The Elis were effective in shutting down Brown’s leading scorer, guard Desmond Cambridge, allowing him to put up a measly seven points on three for 18 shooting. Cambridge, whom guard Trey Phills ’19 defended for most of the game, suffered his worst offensive performance of the season last Saturday, though his 18.1 points per game still rank third in the conference. After the game, Jones called him “probably the best tough shot maker” he has seen in his life. In Friday’s match, the Bulldogs will prioritize minimizing Cambridge’s offensive impact once again.
In their loss, the Bears benefitted from a career afternoon from forward Tamenang Choh, who scored a game-high 18 points and collected a season-high of 16 rebounds. His performance propelled his rebounds per game average of 8.5 to second on the Ivy leaderboard — he trails only forward Jordan Bruner ’20, who averages 8.6 a game. Choh’s six offensive boards last weekend dwarfed that of others on the floor, yielding Brown a total of 12 second-chance points. Forward Paul Atkinson ’21 finished with three offensive rebounds, the second most in the game.
Although Yale’s 41.4 rebounds a game and +6.2 rebounding margin lead the Ivy League — and the team’s 31.5 defensive rebounds per game ranks second in all of NCAA Division I men’s basketball — Jones expressed frustration with Brown’s success on the offensive boards.
“We want to rebound a little bit better,” Jones said. “I thought they got too many offensive rebounds, too many second-chance points. Jordan Bruner does a great job of changing shots, and those misses — we need to make sure we scoop them up. We didn’t do that, they got three or four put-backs, and if we take those away, it’s a different game for us.”

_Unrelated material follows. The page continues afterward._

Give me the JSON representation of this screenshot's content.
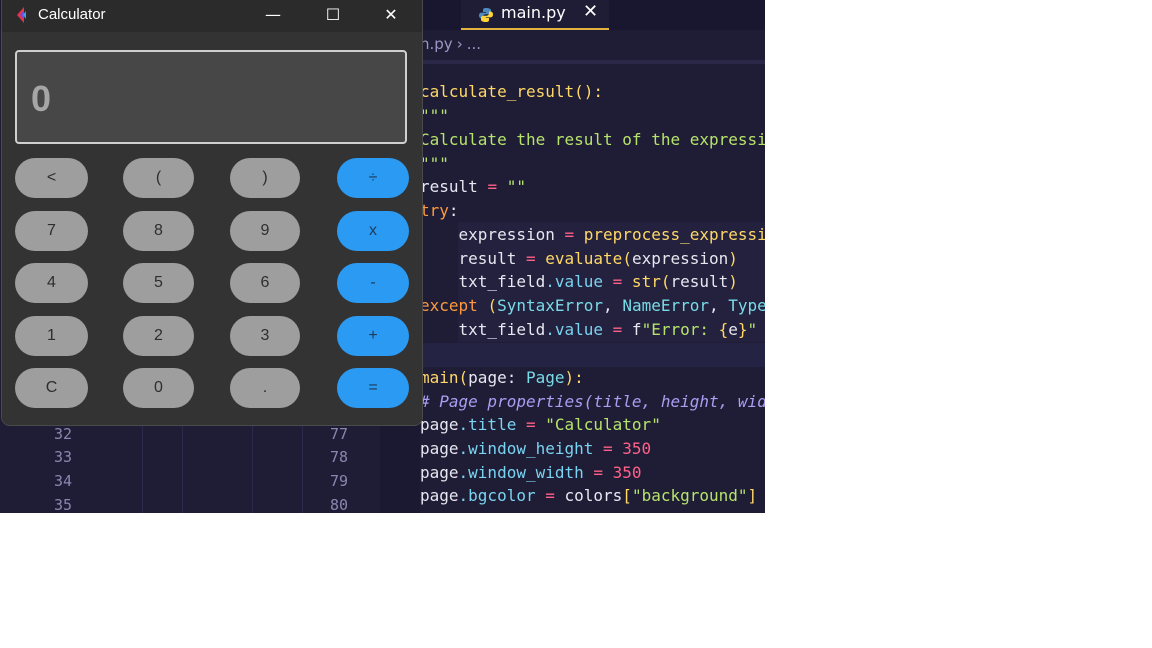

Yale dropped the second leg of last year’s series with the Bears 81–80 in Providence. Playing at home should figure as a big advantage for the Bulldogs, who have outscored opponents by an average of nearly 18 points this season on their own hardwood. Though Brown was projected to take last weekend’s game, according to the Yale Undergraduate Sports Analytics Group, the home-court advantage increases Yale’s chance of victory to 71.1 percent.
Still, playing the same opponent two weeks in a row poses a challenge for any team, as both players and coaches are familiar with the personnel and plays of their counterparts.
“It’s all about the minor details,” Phills said. “Coaches are going to nitpick us here and there, we’re going to watch a lot of film, and they’re going to be even more motivated after taking the loss, so just being mentally prepared and knowing it’s not going to be easier the second time, it’s going to be harder.”
With a win Friday, Jones would be the third Ivy League coach with more than 300 victories, joining Penn’s Fran Dunphy who has 310 and Princeton legend Pete Carril who has 514.
The Elis will host the Bears this Friday at 7 p.m. in the John J. Lee Amphitheater, where they will also hold a postgame autograph session.